Je n'étais même pas certaine que la blonde me voit réellement, que mes mots lui parviennent : un voile semblait s'être installé entre nous. Mais je décidais de répéter mes paroles une nouvelle fois, et alors j'en eus la réponse : oui. Je l'avais vu lorsque ses yeux s'étaient figés dans les miens et que j'y avais aperçu cette lueur qui animait ses pupilles bleues, celle qui me disait sans un mot que, oui, elle était là, qu'elle entendait, celle qui me suppliait de l'aider. Alors, je continue. Parce que je vois bien que, chacun de mes mots, chacun de mes gestes, avaient l'effet désiré : ils calmaient ma blonde. Même si mes mains tremblaient sans que je ne le réalise vraiment, même si j'avais les pensées embrouillées et que ma voix était fébrile, je prenais sur moi pour ne pas m'arrêter, pour continuer de lui murmurer des paroles rassurantes, de lui offrir un point d'ancrage dans la réalité alors qu'elle semblait s'éloigner un peu plus à chaque seconde.

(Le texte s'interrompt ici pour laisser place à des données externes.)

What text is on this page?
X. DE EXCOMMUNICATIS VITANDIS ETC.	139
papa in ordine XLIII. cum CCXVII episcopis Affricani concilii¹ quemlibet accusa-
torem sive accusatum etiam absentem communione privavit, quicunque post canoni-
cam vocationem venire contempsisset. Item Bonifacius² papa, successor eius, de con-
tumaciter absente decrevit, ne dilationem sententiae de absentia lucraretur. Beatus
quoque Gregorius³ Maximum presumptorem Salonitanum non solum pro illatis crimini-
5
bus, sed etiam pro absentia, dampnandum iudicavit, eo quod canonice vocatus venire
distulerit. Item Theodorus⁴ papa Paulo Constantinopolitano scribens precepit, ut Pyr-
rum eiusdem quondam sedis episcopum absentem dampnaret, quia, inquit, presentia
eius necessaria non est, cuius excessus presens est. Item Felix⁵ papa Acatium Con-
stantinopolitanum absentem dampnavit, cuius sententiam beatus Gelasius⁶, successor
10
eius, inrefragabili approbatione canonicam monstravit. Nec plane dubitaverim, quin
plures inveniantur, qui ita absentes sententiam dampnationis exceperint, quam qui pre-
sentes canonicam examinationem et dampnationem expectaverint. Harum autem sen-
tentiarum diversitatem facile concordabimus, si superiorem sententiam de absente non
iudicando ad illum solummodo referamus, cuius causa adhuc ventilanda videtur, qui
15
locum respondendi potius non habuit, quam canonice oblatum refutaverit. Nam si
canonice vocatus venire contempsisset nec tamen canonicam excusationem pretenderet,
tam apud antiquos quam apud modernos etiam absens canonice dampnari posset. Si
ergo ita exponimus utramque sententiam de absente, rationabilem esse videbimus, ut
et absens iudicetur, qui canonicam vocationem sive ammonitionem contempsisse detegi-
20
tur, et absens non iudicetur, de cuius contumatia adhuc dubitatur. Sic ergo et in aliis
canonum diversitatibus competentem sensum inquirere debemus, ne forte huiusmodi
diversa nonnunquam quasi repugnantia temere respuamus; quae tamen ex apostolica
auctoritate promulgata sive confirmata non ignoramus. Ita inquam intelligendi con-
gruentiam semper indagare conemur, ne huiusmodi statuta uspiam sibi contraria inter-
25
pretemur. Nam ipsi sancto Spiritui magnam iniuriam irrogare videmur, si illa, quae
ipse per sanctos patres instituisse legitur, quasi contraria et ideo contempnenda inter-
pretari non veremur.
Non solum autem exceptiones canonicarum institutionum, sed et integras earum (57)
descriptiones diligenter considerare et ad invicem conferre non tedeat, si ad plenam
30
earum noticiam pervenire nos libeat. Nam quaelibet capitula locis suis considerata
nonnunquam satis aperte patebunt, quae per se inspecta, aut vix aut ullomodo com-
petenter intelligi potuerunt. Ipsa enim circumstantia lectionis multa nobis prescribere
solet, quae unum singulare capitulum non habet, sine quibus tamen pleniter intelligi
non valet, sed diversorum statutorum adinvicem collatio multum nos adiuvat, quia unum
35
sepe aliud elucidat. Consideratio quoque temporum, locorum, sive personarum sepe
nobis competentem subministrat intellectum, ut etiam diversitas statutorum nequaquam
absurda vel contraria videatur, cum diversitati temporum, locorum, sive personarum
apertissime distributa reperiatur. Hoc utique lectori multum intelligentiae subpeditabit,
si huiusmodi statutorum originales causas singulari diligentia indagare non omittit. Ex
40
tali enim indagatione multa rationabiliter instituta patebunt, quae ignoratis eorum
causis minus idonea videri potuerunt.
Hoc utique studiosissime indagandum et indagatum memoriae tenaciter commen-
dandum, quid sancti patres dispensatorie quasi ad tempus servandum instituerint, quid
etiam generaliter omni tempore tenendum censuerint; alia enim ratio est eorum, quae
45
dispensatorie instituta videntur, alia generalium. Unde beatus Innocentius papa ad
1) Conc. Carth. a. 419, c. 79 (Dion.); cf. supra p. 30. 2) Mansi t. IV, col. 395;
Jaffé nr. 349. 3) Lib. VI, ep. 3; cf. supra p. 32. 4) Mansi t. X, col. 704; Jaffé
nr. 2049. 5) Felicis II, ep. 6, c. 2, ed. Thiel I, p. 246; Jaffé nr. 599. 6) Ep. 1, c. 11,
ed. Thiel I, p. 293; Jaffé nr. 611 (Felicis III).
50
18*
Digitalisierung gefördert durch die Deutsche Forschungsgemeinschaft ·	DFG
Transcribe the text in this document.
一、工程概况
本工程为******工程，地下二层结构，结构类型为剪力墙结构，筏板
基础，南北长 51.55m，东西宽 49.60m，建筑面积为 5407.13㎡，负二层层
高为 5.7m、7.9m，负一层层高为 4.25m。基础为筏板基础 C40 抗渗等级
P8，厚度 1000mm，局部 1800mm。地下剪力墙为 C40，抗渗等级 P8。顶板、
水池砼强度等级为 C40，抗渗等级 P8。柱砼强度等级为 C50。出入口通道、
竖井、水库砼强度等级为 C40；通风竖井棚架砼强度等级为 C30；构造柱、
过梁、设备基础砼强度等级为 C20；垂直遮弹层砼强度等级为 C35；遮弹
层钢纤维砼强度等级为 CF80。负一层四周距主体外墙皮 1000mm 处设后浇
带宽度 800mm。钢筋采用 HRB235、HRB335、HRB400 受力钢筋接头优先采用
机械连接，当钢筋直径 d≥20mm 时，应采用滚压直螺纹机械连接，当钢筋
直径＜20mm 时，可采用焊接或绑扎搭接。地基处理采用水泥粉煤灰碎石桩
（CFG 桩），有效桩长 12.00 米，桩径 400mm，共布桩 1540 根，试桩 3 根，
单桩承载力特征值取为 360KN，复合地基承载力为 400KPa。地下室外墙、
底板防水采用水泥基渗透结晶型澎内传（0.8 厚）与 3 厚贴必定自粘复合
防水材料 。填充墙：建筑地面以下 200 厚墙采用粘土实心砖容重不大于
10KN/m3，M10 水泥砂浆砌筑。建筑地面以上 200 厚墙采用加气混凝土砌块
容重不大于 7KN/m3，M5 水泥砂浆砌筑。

En un murmure je lui intime de caler sa respiration sur la mienne, forçant alors mon rythme à être plus lent qu'habituellement. Je me retrouvais à prendre des inspirations exagérément longues et à pousser des expirations qui l'étaient tout autant. C'était un exercice difficile pour moi et je sentais mes poumons commencer à souffrir de cette respiration certes régulière mais pas du tout adaptée. Seulement, je ne m'arrêtais pas pour autant parce que je voyais bien que ça aidait la blonde à mes côtés, que ça l'aidait à se calmer : je le sentais à sa respiration qui se raprochait petit à petit de son rythme habituel. C'était littéralement un mal pour un bien : c'était Cassiopée qui s'éloignait de son rythme de respiration pour que Zoey retrouve le sien.

— Je.. elle m'a.. où..

— Chut,.. je t'ai pas demandé de me raconter ta vie, mais de te taire et de te calmer, compris ? elle marque une pause avant de reprendre, tu pourras me raconter tout ce que tu voudras quand tu ne seras plus en train de mourir, ok ?

Je ne comprenais pas ce qu'elle essayait de me dire et encore moins ce qui la poussait à vouloir prendre la parole alors qu'elle ne parvenait même plus à exécuter une tâche aussi simple que celle de respirer : ça me dépassait. Et j'étais dépassée par la situation. Alors, je continue de faire ce que je faisais parce que, jusqu'à présent et jusqu'à preuve du contraire, c'était une méthode efficace. C'était moi qui lui montrait l'exemple, c'était elle qui me suivait, c'était nous qui respirions ensemble comme si nous n'étions qu'une.

Un, deux. Un, deux. Dans ma tête, c'était un compte militaire qui s'écoulait, un compte des secondes aussi régulier que les tics et les tacs d'un métronome. Un, et j'inspirais, deux et j'expirais, suivie par la blonde. Il arrivait, par moment, que je m'éloigne de ce compte le temps de quelques secondes, le temps de rappeler à l'ordre la blonde qui laissait parfois sa respiration s'emballer de nouveau, qui laissait parfois ses se perdre et ses démons la gagner. Je n'avais aucune idée du cauchemer qu'elle avait pu faire, mais ça me semblait évident que c'en était un qui était à l'origine de son trouble, à l'origine de notre réveil brusque. Et, à en croire la terreur qui habitait ses pupilles bleues, celui-ci avait été terrible.

Alors que je sentais enfin qu'elle se calmait, alors que mes pensées affolantes me quittaient, je pris conscience que nos visages n'étaient qu'à quelques centimètres l'un de l'autre. C'est un constat qui me faisait sourire. Et, elle aussi, elle me souriait à son tour, certainement qu'elle en était venue à la même conclusion. Mais, dans ce monde, on n'avait jamais vraiment le temps d'être soulagé ou d'être un peu heureux, n'est-ce pas ? Alors imaginez quand c'est la fin du monde : c'est encore pire. Si je pense à ça, c'est parce que mes yeux se posent sur ces petites choses qui nous entourent. Ces quelques particules aux couleurs sombres qui volètent autour de nous, qui s'imiscent entre nos visages. Elles étaient comme entraînées dans une danse, soutenues et guidées par une brise trop légère pour qu'on puisse la sentir.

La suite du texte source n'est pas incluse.